La visita oficial al Perú de la presidenta de Brasil, Dilma Rousseff, tuvo el propósito de relanzar una asociación estratégica que se firmó hace diez años entre nuestros países. En la cita, sin embargo, se coló algo que, al menos desde el punto de vista de lo que le conviene a nuestro país, resulta muy poco estratégico: la admiración expresada por nuestro presidente por el modelo brasileño de política social y la idea de copiarlo en el Perú, empezando, por lo pronto, por el modelo de las “farmacias populares” del vecino país.

Comencemos por lo más concreto. La idea de las farmacias populares es mala por varias razones. Una es esta: ya tuvimos experiencias análogas y el resultado fue un desastre. Y otra es la siguiente: ese desastre no ocurrió por accidente. La corrupción y la ineficiencia que marcaron la historia de este tipo de establecimientos fueron las que suelen acompañar a las empresas públicas en la misma forma en que el moho suele acompañar la humedad. Por eso es que, luego de una amplia experiencia con empresas públicas que para comienzos de los años noventa dejó a los contribuyentes un hueco igual a la gigantesca deuda externa que teníamos en ese entonces, la Constitución de 1993 prohíbe las empresas estatales ahí donde el sector privado invierte (lo que, de hecho, tendría que ser una tercera razón, si no fuese porque a nuestros gobernantes hay artículos constitucionales que parecen resultarles de mera recomendación).

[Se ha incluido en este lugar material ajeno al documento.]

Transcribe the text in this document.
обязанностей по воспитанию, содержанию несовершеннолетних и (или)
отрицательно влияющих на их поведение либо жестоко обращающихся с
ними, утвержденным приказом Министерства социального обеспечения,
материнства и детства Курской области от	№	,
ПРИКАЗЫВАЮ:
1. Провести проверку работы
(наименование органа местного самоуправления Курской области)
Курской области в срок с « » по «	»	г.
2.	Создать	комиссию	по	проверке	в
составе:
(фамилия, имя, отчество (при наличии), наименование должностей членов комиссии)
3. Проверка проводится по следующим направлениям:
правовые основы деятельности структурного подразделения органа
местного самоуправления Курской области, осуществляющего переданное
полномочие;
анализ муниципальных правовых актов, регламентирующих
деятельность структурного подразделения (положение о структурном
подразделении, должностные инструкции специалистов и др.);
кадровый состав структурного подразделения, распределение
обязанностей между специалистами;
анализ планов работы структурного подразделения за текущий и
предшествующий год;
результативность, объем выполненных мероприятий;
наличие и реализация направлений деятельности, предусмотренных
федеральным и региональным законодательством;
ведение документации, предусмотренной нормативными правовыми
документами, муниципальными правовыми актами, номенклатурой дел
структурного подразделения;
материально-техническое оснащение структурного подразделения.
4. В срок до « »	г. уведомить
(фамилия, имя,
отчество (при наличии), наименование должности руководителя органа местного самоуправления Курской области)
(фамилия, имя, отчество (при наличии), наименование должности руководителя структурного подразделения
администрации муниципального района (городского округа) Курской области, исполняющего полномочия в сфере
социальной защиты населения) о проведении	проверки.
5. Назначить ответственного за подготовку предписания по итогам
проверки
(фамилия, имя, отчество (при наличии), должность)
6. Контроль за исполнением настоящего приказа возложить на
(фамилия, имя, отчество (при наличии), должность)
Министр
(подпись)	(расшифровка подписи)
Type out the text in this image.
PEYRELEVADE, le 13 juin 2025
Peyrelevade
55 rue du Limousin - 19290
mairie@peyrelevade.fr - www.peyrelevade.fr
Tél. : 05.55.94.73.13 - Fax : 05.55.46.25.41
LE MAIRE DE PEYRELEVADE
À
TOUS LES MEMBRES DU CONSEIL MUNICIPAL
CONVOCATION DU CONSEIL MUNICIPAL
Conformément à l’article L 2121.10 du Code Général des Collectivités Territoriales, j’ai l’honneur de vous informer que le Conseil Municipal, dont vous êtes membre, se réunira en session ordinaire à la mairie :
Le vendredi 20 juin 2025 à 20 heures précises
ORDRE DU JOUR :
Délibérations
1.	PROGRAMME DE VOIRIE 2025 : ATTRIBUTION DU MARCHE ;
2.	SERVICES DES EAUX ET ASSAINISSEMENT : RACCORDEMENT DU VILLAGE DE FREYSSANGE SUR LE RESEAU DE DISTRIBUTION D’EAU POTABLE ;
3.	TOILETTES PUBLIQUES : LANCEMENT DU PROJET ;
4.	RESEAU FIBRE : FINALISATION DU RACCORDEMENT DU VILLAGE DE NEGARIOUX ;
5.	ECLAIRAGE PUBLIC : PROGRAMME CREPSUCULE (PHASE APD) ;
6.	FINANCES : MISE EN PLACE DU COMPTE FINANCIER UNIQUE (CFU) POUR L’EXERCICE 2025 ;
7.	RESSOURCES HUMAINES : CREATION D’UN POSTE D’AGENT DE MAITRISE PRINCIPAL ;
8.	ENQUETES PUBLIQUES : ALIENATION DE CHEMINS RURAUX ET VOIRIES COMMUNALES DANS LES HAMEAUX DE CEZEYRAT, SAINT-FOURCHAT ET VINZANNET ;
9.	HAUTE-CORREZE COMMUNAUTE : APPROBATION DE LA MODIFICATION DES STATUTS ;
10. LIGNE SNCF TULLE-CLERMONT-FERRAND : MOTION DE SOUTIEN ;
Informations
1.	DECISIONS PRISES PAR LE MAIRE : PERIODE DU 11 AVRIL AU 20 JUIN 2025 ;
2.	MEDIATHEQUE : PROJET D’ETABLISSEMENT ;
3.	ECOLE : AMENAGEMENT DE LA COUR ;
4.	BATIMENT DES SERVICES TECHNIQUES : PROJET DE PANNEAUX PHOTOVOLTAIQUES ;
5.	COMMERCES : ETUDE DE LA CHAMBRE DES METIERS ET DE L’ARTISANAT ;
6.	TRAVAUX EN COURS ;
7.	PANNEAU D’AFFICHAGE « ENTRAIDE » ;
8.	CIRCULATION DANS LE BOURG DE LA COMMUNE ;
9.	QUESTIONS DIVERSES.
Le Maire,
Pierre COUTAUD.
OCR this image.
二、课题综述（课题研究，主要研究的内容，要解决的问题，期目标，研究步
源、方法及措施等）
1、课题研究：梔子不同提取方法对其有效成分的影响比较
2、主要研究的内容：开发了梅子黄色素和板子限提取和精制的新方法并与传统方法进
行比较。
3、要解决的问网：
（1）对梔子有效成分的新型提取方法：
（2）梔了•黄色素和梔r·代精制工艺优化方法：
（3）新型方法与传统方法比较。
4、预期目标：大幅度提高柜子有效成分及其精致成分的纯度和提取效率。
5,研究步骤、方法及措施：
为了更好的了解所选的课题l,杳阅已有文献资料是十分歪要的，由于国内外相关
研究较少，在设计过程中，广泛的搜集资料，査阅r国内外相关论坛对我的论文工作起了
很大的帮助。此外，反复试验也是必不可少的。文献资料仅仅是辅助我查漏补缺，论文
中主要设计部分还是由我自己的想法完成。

Acaso, sin embargo, la razón más elocuente sea esta: no hay ninguna necesidad de crear una empresa que subsidie los precios de los medicamentos para lograr que puedan acceder a ellos quienes no pueden pagarlos. Para ellos ya existe el camino del Servicio Integral de Salud, que reparte medicamentos que, a diferencia de estas farmacias, constituyen un subsidio focalizado (y no uno al que también pueden acudir quienes sí tienen recursos).

Si, por otra parte, lo que quiere el presidente es que bajen en general los precios de los fármacos, pues podría eliminar las muchas trabas burocráticas a su producción e importación que hoy impiden que haya un mercado más competitivo para estos. Esto en lugar de meterse a intentar bajar todos los precios de un mercado dado por medio de subsidios en un juego escasamente racional y difícilmente sostenible.

Por lo demás, la idea de Brasil como modelo de políticas para mejorar la calidad de vida de su población es igualmente desacertada. Entre los años 2001 y 2011 –que coinciden aproximadamente con la era Lula– la pobreza se redujo en el Perú 26,9 puntos, mientras en Brasil cayó 16,6 puntos; es decir, 10 puntos menos. Asimismo, la pobreza extrema bajó 18,1 puntos en el Perú, y lo hizo en solo 7,1 puntos en Brasil. No solo eso: pese a los ingentes programas sociales brasileños, la desigualdad se redujo prácticamente en la misma proporción que en el Perú, con la diferencia de que allá sigue siendo bastante mayor que en nuestro país: un índice Gini de 0,559 para Brasil en el 2011 versus uno de 0,452 para el Perú.

Lo que más bien tendría sentido, entonces, es que Brasil adopte el modelo peruano de crecimiento y de reducción de la pobreza. Como recuerda la revista “The Economist”, Brasil creció solo 2,7% en el 2011 (frente al 6,9% peruano) y apenas 0,9% el año pasado (frente al 6,3% nacional) con una inflación de 6% (frente a nuestro 2,6%) y una inversión que alcanza solo el 18,4% del PBI (mientras en el Perú llega casi al 29%). Por otro lado, pese a que en Brasil la carga tributaria alcanza al 36% del PBI, hay un déficit fiscal apreciable y la inversión en infraestructura es solo 1,5% del PBI. Y pese a que el gasto social en su conjunto alcanza casi un cuarto del producto, sus resultados a la hora de mejorar la calidad de vida de su gente no son comparables, como hemos visto, con los obtenidos en el Perú.

Así pues, si el presidente Humala quiere un modelo que admirar, bien podría valerle una pasantía en el nuestro. De paso, lo ayudaría a olvidar el brasileño.